Massacre de Sobane Da : des armes de guerre utilisées par les assaillants (dixit le Procureur du pôle judiciaire)

Le Procureur du pôle judiciaire spécialisé de lutte contre le terrorisme et la criminalité transnationale organisée, Boubacar Sidiki Samaké a animé un point de presse mardi dans la salle de conférence du Ministère de la Justice, sur le point de l’enquête menée suite à l’attaque de Sobane Da dans la commune de Sangha, a constaté l’AMAP.

 

Boubacar Sidiki Samaké a déclaré que c’est sur instruction du Garde des Sceaux qu’une enquête a été ouverte au pôle judicaire spécialisé de lutte contre le terrorisme et la criminalité transfrontalière organisée sur l’attaque dont le hameau de Sobane Da a été victime.

Pour ce faire, il s’est rendu sur place avec 36 enquêteurs composés de 18 éléments de la Brigade d’investigation spécialisée, une brigade d’enquête du pôle spécialisé de lutte contre le terrorisme et la criminalité transfrontalière organisée. En plus d’eux, six policiers spécialistes en police scientifique et technique, six gendarmes spécialistes de la police technique et scientifique et sept enquêteurs de la légion de gendarmerie de Mopti ont pris part à cette enquête.

Selon le Procureur, l’équipe s’est rendue à Sobane Da où elle a fait trois jours et au retour, elle s’est arrêtée à Sangha pour recueillir des éléments d’enquête. D’après lui, l’équipe a d’abord procédé à la fixation de la scène de crime, au recueil d’indices et aux auditions des témoins et des victimes.

« Ce qui s’est passé, c’est que le 09 juin aux environs de 17heures, plusieurs motocyclistes détenant des armes de guerre se sont attaqués au hameau de culture de Sobane Da du village de Koundou dans la commune de Sangha. L’attaque qui aurait  débuté aux environs de 17 heures a duré jusqu’à 23 heures », a expliqué le Procureur Boubacar Sidiki Samaké. Qui ajoute que ces motocyclistes criant « Allah Akbar » se sont attaqués au hameau de manière organisée. Car un groupe est rentré  dans le hameau en incendiant, tirant et en terrorisant les habitants. Un second groupe s’est mis à rassembler le bétail et à demander de l’argent aux habitants tandis qu’un troisième groupe encerclait le village et empêchait quiconque de rentrer ou de sortir.

« Pris en otage, les habitants de Sobane Da ont subi les exactions de ce groupe. Il y a plusieurs personnes qui sont décédées des suites des incendies, par armes blanches et armes à feu », a-t-il déploré, ajoutant que du bétail a été emporté tandis que des habitations et des greniers se sont effondrés après avoir été brulés.

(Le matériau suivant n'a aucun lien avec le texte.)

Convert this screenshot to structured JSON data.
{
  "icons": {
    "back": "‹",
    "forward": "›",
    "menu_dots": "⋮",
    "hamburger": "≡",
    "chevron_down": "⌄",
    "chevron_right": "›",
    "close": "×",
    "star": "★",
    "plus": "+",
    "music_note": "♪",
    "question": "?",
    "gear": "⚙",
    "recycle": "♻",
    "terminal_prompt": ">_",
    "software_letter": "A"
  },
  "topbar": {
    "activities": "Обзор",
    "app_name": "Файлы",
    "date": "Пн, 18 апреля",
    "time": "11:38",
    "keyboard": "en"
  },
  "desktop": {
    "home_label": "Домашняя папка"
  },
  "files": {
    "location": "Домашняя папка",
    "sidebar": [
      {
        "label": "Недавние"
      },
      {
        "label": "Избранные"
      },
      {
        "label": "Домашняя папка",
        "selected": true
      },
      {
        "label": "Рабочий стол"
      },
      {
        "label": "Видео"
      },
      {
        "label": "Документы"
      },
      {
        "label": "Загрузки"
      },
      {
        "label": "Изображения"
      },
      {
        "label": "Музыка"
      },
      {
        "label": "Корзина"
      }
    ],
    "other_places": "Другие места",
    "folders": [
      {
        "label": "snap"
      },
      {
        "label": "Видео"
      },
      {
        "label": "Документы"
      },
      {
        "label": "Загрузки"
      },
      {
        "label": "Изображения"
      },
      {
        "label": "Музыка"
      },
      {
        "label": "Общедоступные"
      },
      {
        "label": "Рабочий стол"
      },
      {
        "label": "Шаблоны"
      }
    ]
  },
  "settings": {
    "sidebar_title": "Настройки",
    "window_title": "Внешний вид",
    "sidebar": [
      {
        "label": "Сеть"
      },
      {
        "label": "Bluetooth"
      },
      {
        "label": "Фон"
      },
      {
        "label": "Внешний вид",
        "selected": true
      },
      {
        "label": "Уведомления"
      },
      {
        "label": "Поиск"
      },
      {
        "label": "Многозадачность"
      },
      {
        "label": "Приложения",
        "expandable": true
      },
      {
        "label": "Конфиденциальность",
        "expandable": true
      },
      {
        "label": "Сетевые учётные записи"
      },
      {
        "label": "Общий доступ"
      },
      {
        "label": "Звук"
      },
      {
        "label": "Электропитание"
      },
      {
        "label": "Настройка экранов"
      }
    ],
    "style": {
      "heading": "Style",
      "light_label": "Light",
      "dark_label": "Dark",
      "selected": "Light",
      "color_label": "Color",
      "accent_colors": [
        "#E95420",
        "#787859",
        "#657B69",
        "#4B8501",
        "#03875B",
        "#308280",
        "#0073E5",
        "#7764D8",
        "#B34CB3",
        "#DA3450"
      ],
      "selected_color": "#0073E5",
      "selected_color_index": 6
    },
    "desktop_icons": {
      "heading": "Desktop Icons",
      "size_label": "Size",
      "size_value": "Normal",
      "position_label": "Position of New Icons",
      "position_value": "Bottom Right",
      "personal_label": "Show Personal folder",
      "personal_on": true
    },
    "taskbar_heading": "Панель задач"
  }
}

Au regard de ses constats sur le terrain, M. Samaké dira que le bilan est provisoire et susceptible d’évoluer au fur et à mesure des constatations. Il dit regretter la polémique qu’il y a eu autour du nombre de morts, car pour lui, un seul mort est déjà de trop dans une affaire de cette nature.

« On ne peut même pas décrire les atrocités parce qu’il y a eu des corps calcinés, entièrement brulés. C’est un des évènements les plus macabres que nous connaissons encore », a-t-il déclaré avant de préciser que leurs constatations ne leur ont pas permis d’aller au-delà du bilan de 35 personnes décédées.

Par ailleurs, ils ont au cours de leur enquête, recensé neuf personnes blessées dont sept par brûlure et deux qui se trouvent dans un état de choc. Mais aussi, les enquêteurs ont pu dénombrer 108 personnes déplacées au niveau du village de Koundou se trouvant dans une école. D’autres personnes dont le nombre reste à déterminer se sont déplacées dans d’autres villages, a précisé le Procureur Samaké. Avant de dresser le bilan de cette attaque où sept enclos de bétails, un bovin, 11 caprins, un âne, un cheval, trois poulets et 22 greniers, 16 maisons, 14 hangars, une cuisine, trois magasins , sept poulaillers, trois charrues, quatre charrettes, cinq motos, cinq cantines, deux vélos, deux jantes pour charrettes et un Toguna ont été brulés.

En outre le Procureur dira que leurs investigations leur ont permis de rassembler des pièces à conviction composées d’étuis de PM 7,62 et de fusils de chasse. Ce qui prouve l’utilisation d’armes de guerre lors de cette attaque.

Pour prévenir ce genre de situations, le Procureur Samaké  a demandé la collaboration de la population en dénonçant tout fait susceptible de représenter une menace pour leur sécurité et surtout de ne pas céder à la passion et à l’amalgame.

Enfin, il a souhaité plus de synergie entre les différents services de l’Etat et le désarmement des milices.